The Raindance Film Festival might be Europe’s most prominent independent film festival, but this year’s eclectic line-up is proof that its organisers are anything but complacent in finding new talent from across the globe.
With few immediately recognisable names on its rosta, Raindance’s commitment to fostering undiscovered talent is admirable, and liable to throw up more than a few surprises for those choosing from the 100+ films on offer. It comes as no shock that the festival opens with one of its more high profile titles, Matthew Cooke’s self-explanatory documentary How To Make And Sell Drugs, with contributions from David Simon, Susan Sarandon and Eminem. This will be followed by an opening party at Cafe de Paris, with music from Finnish electro duo Pepe Deluxé.

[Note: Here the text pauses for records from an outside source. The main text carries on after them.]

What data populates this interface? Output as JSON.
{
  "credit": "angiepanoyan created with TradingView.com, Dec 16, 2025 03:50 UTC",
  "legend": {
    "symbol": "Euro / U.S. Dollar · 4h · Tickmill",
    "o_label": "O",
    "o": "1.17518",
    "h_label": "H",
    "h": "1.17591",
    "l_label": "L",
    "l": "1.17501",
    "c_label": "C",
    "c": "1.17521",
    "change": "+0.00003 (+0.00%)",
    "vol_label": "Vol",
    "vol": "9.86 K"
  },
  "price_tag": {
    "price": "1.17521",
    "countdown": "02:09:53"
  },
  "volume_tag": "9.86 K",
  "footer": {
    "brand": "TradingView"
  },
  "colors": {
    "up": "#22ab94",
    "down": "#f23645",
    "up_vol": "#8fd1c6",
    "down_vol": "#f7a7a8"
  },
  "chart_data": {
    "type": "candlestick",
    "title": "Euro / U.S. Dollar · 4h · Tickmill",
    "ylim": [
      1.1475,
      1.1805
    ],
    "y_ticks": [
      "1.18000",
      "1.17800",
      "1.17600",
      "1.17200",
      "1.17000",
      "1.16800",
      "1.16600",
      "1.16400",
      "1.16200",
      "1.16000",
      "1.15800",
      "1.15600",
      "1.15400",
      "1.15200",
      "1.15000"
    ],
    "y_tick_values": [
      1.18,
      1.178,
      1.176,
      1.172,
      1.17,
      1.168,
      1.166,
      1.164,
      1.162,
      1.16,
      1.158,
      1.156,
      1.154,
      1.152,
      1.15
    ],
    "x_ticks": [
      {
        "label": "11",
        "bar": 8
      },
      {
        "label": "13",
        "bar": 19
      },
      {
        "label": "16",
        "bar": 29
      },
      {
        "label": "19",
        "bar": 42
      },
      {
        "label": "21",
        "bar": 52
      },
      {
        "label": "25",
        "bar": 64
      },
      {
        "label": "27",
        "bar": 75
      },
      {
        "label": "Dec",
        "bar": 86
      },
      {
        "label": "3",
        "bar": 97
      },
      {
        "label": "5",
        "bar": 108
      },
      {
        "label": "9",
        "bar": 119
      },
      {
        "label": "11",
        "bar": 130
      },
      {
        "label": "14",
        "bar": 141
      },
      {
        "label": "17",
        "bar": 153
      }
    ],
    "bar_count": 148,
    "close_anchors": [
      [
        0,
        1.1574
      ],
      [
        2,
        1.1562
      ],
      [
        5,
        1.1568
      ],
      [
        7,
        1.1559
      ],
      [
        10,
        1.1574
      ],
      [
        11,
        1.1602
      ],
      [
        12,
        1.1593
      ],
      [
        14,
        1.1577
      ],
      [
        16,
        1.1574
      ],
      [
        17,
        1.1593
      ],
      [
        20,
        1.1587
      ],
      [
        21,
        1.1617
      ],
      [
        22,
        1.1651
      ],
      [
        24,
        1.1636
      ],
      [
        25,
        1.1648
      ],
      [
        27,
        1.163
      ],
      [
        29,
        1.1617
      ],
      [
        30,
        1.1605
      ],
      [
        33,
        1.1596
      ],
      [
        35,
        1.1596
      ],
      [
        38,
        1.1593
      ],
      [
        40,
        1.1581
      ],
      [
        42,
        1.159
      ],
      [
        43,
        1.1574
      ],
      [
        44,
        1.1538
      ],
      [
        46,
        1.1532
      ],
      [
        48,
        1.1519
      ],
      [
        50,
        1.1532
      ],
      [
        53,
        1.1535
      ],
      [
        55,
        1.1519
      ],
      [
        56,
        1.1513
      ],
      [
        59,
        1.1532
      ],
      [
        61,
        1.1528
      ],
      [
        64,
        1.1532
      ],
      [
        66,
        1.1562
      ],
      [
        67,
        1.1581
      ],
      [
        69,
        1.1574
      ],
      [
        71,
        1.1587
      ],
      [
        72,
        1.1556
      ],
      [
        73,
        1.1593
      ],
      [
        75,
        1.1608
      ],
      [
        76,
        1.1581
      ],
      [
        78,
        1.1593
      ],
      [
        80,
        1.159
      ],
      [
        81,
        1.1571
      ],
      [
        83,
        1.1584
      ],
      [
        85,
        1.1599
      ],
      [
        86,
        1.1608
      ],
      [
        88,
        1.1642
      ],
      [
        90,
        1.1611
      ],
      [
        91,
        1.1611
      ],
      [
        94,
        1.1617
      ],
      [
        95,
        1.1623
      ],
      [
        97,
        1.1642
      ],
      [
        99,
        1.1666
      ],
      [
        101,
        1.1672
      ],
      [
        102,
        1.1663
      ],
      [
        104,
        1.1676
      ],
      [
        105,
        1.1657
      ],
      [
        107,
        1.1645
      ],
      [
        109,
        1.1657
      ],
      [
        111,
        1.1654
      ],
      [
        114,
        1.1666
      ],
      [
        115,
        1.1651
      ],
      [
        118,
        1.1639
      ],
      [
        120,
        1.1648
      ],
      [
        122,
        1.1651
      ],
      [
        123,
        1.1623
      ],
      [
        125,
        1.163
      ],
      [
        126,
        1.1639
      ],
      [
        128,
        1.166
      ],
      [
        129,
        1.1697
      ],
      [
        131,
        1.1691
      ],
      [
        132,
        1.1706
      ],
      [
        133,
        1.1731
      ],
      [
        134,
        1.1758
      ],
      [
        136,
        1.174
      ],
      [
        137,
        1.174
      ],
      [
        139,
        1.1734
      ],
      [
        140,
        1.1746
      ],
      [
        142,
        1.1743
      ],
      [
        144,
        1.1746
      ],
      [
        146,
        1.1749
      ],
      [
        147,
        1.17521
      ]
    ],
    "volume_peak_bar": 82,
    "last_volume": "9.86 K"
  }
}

There are also a number of London-based films on the programme, including Dirtymoney, in which My Brother The Devil’s Anthony Welsh finds himself embroiled in the underground sex industry when he falls in love with a stripper. Floris Ramaeker’s Sleeping Dogs also shows an unpleasant side to London, telling the story of a young woman whose fiancé is left in a vegetative state following a mysterious attack. When a radical new treatment finally offers the couple some hope, she finds that her fiancé’s friends are not only unwilling to help, but instead reveal some troubling secrets about the man she thought she knew. On the more comedic side, Convenience follows two hapless friends as they attempt to rob a petrol station one fateful night. Discovering that the safe can’t be opened until 6am, they find themselves having to fake their way through the night shift as new employees. Starring Adeel Akhtar and BAFTA-winner Vicky McClure, its premise suggests an unexpected comic treat.